While I was watching Oklahoma on TV this past weekend (and yes, I really did watch it and not for the first time either), I was surprised by how much of the story was lost because of the way the movie was framed on the TV. Loosing part of a shot isn’t something new, when movies are re-formatted for television, this often happens. However, with Oklahoma, so much of the story is told through the wide, sweeping shots of the sets.
After watching the movie, I did a little digging. This technique, “one of the most notorious technologies ever developed in cinema history,” according to Wheeler Winston Dixon, a Film Studies professor at University of Nebraska-Lincoln, is call pan and scan. Here’s a brief video that explains the different general-aspect ratios of film:
While this may not be such an issue with newer movies, thanks to the ever-growing dimensions of the television screens, for older movies, such as Oklahoma, it’s a problem. Here’s a still from the movie in a widescreen format:
This scene was cropped in the version I saw; the camera was closer in on Curly (Gordon MacRae) and Laurey (Shirley Jones), completely obscuring the details in the background, like the horse and the edge of the cornfield. For this scene, the extra cropping wasn’t really a problem, but for other scenes, like the dance sequence where Will Parker (Gene Nelson) teaches the other cowboys some new dances at the train station and square dance, the scenes are mediocre representations of the large-scale shots.

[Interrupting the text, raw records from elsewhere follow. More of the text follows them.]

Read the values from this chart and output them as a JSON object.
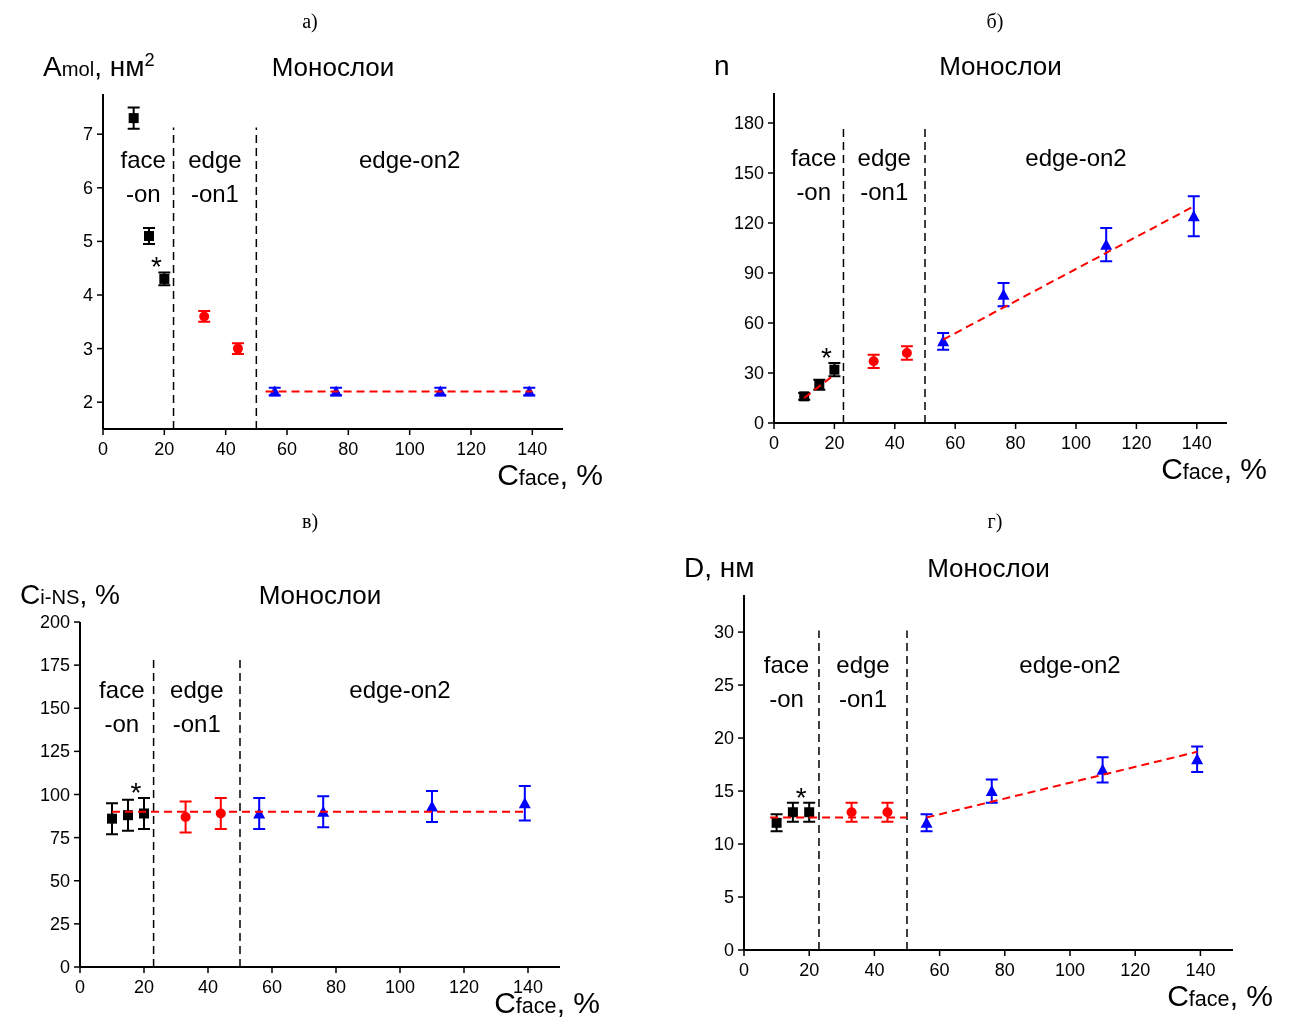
{
  "chart_data": [
    {
      "type": "scatter",
      "title": "а)",
      "xlabel": "C$_{face}$, %",
      "ylabel": "A$_{mol}$, нм$^{2}$",
      "xlim": [
        0,
        150
      ],
      "xticks": [
        0,
        20,
        40,
        60,
        80,
        100,
        120,
        140
      ],
      "ylim": [
        1.5,
        7.75
      ],
      "yticks": [
        2,
        3,
        4,
        5,
        6,
        7
      ],
      "ref_lines": [
        {
          "axis": "x",
          "value": 23,
          "color": "#000000",
          "line_style": "dashed"
        },
        {
          "axis": "x",
          "value": 50,
          "color": "#000000",
          "line_style": "dashed"
        }
      ],
      "annotations": [
        "Монослои",
        "face\n-on",
        "edge\n-on1",
        "edge-on2",
        "*"
      ],
      "series": [
        {
          "color": "#000000",
          "x": [
            10,
            15,
            20
          ],
          "values": [
            7.3,
            5.1,
            4.3
          ],
          "errors": [
            0.2,
            0.15,
            0.12
          ]
        },
        {
          "color": "#ff0000",
          "x": [
            33,
            44
          ],
          "values": [
            3.6,
            3.0
          ],
          "errors": [
            0.1,
            0.1
          ]
        },
        {
          "color": "#0000ff",
          "x": [
            56,
            76,
            110,
            139
          ],
          "values": [
            2.2,
            2.2,
            2.2,
            2.2
          ],
          "errors": [
            0.07,
            0.07,
            0.07,
            0.07
          ]
        },
        {
          "type": "line",
          "color": "#ff0000",
          "line_style": "dashed",
          "x": [
            53,
            140
          ],
          "values": [
            2.2,
            2.2
          ]
        }
      ]
    },
    {
      "type": "scatter",
      "title": "б)",
      "xlabel": "C$_{face}$, %",
      "ylabel": "n",
      "xlim": [
        0,
        150
      ],
      "xticks": [
        0,
        20,
        40,
        60,
        80,
        100,
        120,
        140
      ],
      "ylim": [
        0,
        198
      ],
      "yticks": [
        0,
        30,
        60,
        90,
        120,
        150,
        180
      ],
      "ref_lines": [
        {
          "axis": "x",
          "value": 23,
          "color": "#000000",
          "line_style": "dashed"
        },
        {
          "axis": "x",
          "value": 50,
          "color": "#000000",
          "line_style": "dashed"
        }
      ],
      "annotations": [
        "Монослои",
        "face\n-on",
        "edge\n-on1",
        "edge-on2",
        "*"
      ],
      "series": [
        {
          "color": "#000000",
          "x": [
            10,
            15,
            20
          ],
          "values": [
            16,
            23,
            32
          ],
          "errors": [
            2,
            3,
            4
          ]
        },
        {
          "color": "#ff0000",
          "x": [
            33,
            44
          ],
          "values": [
            37,
            42
          ],
          "errors": [
            4,
            4
          ]
        },
        {
          "color": "#0000ff",
          "x": [
            56,
            76,
            110,
            139
          ],
          "values": [
            49,
            77,
            107,
            124
          ],
          "errors": [
            5,
            7,
            10,
            12
          ]
        },
        {
          "type": "line",
          "color": "#ff0000",
          "line_style": "dashed",
          "x": [
            10,
            20
          ],
          "values": [
            15,
            29
          ]
        },
        {
          "type": "line",
          "color": "#ff0000",
          "line_style": "dashed",
          "x": [
            56,
            139
          ],
          "values": [
            50,
            130
          ]
        }
      ]
    },
    {
      "type": "scatter",
      "title": "в)",
      "xlabel": "C$_{face}$, %",
      "ylabel": "C$_{i-NS}$, %",
      "xlim": [
        0,
        150
      ],
      "xticks": [
        0,
        20,
        40,
        60,
        80,
        100,
        120,
        140
      ],
      "ylim": [
        0,
        200
      ],
      "yticks": [
        0,
        25,
        50,
        75,
        100,
        125,
        150,
        175,
        200
      ],
      "ref_lines": [
        {
          "axis": "x",
          "value": 23,
          "color": "#000000",
          "line_style": "dashed"
        },
        {
          "axis": "x",
          "value": 50,
          "color": "#000000",
          "line_style": "dashed"
        }
      ],
      "annotations": [
        "Монослои",
        "face\n-on",
        "edge\n-on1",
        "edge-on2",
        "*"
      ],
      "series": [
        {
          "color": "#000000",
          "x": [
            10,
            15,
            20
          ],
          "values": [
            86,
            88,
            89
          ],
          "errors": [
            9,
            9,
            9
          ]
        },
        {
          "color": "#ff0000",
          "x": [
            33,
            44
          ],
          "values": [
            87,
            89
          ],
          "errors": [
            9,
            9
          ]
        },
        {
          "color": "#0000ff",
          "x": [
            56,
            76,
            110,
            139
          ],
          "values": [
            89,
            90,
            93,
            95
          ],
          "errors": [
            9,
            9,
            9,
            10
          ]
        },
        {
          "type": "line",
          "color": "#ff0000",
          "line_style": "dashed",
          "x": [
            10,
            139
          ],
          "values": [
            90,
            90
          ]
        }
      ]
    },
    {
      "type": "scatter",
      "title": "г)",
      "xlabel": "C$_{face}$, %",
      "ylabel": "D, нм",
      "xlim": [
        0,
        150
      ],
      "xticks": [
        0,
        20,
        40,
        60,
        80,
        100,
        120,
        140
      ],
      "ylim": [
        0,
        33.5
      ],
      "yticks": [
        0,
        5,
        10,
        15,
        20,
        25,
        30
      ],
      "ref_lines": [
        {
          "axis": "x",
          "value": 23,
          "color": "#000000",
          "line_style": "dashed"
        },
        {
          "axis": "x",
          "value": 50,
          "color": "#000000",
          "line_style": "dashed"
        }
      ],
      "annotations": [
        "Монослои",
        "face\n-on",
        "edge\n-on1",
        "edge-on2",
        "*"
      ],
      "series": [
        {
          "color": "#000000",
          "x": [
            10,
            15,
            20
          ],
          "values": [
            12,
            13,
            13
          ],
          "errors": [
            0.8,
            0.9,
            0.9
          ]
        },
        {
          "color": "#ff0000",
          "x": [
            33,
            44
          ],
          "values": [
            13,
            13
          ],
          "errors": [
            0.9,
            0.9
          ]
        },
        {
          "color": "#0000ff",
          "x": [
            56,
            76,
            110,
            139
          ],
          "values": [
            12,
            15,
            17,
            18
          ],
          "errors": [
            0.8,
            1.1,
            1.2,
            1.2
          ]
        },
        {
          "type": "line",
          "color": "#ff0000",
          "line_style": "dashed",
          "x": [
            8,
            50
          ],
          "values": [
            12.5,
            12.5
          ]
        },
        {
          "type": "line",
          "color": "#ff0000",
          "line_style": "dashed",
          "x": [
            56,
            139
          ],
          "values": [
            12.5,
            18.7
          ]
        }
      ]
    }
  ]
}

In chapter four of Errol Morris’s Believing is Seeing: Observations on the Mysteries of Photography, Morris discusses Walker Evans’s photograph of Mrs. Frank Tengle, both torn and cropped, with William Scott, author of Documentary Expression and Thirties America. This is the picture:
The photo is closely cropped to Mrs. Tengle’ body, eliminating the children standing behind her. While the children could be considered “noise” that would draw the eye away from Mrs. Tengle, but they are also a huge part of her reality and her life. As the photograph is now, I think having bit and pieces of body parts in the background is more distracting than leaving the children in the photograph.
By cropping the children, Evans removed part of Mrs. Tengle’s story, just as the reformatting of Oklahoma changes parts of Curly and Laurey’s story as well. Now that I’m aware of how much of a movie I lose by watching the full-screen version, I’ll be sure to choose widescreen and put up with the black bars at the top and bottom of the screen. Hopefully TCM and TBS will make that decision in the future as well.